Free Radical
A Memoir of a Gay Political Activist
by
Roderic Anderson
Published by Roderic Anderson at Smashwords
Copyright © 2012 by Roderic Anderson
1
On the tenth of September 1943, a month and a day after my eighteenth birthday, I joined the Royal Australian Air Force and entered camp at No I Initial Training School for air crew at Somers, on Western Port Bay in Victoria. Raw recruits in the Army were commonly known as `rookies'. In the Air Force we were `sprogs'.

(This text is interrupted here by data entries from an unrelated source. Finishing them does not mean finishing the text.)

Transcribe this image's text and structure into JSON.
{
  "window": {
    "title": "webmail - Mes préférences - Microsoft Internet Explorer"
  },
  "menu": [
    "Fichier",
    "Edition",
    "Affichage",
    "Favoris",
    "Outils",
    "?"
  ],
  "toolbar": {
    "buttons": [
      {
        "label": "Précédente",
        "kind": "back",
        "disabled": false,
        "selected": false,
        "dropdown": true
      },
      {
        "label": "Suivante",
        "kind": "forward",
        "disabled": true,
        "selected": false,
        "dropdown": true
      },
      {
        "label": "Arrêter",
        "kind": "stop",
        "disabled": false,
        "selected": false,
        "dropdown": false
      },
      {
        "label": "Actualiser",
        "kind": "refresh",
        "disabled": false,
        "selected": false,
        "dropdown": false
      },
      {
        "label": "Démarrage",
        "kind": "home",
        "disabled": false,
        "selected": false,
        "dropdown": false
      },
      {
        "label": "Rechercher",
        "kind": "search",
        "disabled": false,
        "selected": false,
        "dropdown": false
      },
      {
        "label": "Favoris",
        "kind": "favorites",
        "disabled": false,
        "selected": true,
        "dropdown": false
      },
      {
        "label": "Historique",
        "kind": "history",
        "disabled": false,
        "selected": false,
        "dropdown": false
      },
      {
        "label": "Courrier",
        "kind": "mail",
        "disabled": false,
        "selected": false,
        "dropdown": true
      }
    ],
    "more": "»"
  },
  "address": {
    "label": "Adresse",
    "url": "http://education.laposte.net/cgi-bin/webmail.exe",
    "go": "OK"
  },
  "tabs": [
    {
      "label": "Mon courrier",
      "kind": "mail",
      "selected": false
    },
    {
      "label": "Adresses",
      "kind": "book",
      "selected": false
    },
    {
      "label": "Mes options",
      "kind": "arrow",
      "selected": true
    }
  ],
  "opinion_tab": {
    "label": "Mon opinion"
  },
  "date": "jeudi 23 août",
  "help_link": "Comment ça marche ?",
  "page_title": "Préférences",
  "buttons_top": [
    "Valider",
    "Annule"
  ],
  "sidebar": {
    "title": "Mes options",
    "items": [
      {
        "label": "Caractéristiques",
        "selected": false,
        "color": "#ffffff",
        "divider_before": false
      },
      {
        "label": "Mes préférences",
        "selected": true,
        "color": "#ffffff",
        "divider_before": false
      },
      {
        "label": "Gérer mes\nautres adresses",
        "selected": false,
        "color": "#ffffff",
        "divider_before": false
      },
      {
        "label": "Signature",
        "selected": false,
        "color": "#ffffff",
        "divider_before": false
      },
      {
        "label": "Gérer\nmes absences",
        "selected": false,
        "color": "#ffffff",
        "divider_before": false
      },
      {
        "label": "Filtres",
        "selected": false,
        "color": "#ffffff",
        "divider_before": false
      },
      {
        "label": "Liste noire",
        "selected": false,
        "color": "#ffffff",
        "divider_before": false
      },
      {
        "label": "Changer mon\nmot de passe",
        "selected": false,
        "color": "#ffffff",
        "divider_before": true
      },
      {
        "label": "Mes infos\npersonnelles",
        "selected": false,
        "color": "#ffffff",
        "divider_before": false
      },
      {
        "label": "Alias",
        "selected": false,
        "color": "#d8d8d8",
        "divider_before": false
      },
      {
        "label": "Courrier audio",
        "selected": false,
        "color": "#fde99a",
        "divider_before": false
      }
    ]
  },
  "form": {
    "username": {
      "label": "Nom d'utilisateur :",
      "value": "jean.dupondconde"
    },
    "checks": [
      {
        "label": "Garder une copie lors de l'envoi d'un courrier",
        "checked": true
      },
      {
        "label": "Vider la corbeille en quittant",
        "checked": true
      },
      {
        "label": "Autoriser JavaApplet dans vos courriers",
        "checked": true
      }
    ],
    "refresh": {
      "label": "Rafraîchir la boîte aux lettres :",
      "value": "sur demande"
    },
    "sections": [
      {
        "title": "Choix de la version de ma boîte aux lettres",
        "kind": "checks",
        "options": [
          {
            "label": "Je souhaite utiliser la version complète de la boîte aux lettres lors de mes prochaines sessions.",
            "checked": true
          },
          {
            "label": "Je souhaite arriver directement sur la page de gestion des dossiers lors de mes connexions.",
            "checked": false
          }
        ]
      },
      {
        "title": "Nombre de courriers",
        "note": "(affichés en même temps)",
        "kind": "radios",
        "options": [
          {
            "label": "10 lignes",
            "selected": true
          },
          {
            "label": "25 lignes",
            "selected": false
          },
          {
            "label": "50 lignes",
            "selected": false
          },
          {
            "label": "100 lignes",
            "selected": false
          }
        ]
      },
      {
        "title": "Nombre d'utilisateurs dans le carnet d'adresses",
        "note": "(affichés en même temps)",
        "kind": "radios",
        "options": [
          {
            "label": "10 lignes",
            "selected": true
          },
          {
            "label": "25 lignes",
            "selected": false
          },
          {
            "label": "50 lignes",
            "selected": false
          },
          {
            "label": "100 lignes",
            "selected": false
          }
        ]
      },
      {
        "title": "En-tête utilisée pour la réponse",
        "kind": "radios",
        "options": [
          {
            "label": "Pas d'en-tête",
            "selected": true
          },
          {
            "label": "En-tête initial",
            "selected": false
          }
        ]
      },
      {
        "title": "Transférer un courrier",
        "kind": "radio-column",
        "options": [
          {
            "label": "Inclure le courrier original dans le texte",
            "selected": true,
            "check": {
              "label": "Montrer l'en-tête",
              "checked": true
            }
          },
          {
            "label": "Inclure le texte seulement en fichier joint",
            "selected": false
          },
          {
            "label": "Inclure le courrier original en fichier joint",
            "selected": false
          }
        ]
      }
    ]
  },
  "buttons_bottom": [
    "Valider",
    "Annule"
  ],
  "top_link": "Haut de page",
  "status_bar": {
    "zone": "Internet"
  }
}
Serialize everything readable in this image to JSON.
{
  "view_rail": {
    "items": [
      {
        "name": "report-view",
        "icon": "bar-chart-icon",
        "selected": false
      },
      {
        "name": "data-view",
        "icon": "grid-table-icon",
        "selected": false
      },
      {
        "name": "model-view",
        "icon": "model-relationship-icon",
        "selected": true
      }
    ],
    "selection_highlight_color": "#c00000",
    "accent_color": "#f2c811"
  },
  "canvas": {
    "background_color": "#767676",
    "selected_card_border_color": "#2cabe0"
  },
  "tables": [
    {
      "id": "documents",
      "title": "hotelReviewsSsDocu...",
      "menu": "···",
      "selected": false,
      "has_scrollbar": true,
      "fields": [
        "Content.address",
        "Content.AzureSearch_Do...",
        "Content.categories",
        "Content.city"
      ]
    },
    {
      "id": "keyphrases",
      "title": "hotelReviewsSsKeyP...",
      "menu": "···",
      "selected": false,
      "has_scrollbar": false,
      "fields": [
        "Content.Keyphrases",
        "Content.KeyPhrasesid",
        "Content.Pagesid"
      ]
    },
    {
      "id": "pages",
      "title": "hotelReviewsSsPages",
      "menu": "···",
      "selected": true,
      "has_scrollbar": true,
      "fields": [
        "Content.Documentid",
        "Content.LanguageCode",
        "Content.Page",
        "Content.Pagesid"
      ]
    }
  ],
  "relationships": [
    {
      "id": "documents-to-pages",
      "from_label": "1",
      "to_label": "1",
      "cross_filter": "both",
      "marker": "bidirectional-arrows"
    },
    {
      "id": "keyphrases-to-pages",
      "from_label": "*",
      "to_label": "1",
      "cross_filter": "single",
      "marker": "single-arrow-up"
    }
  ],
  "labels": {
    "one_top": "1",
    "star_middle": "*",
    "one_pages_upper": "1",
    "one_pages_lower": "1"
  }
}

Leaving home didn’t upset me at all. I didn't really have a home – due to the wartime housing shortage my parents and I had been staying in a friend's house and my two sisters were living in Sydney. I did not feel strongly attached to home and family anyway, both Mum and Dad having brought me up to think and act independently. Even as a little boy when I went crying to Mum, after drying my tears and listening to my story, she would say, `It's very sad, but you're a big boy now, no longer a baby. Instead of coming crying to Mummy you must stand on your own feet and face up to your own troubles. Nobody else can sort out your problems for you. Often they're of your own making and you mustn't blame others for what’s really your own fault. 'Of course this didn’t immediately stop me crying and whingeing, but I soon came to realise tears and whining were pointless. I had to grit my teeth and try to solve my own problems.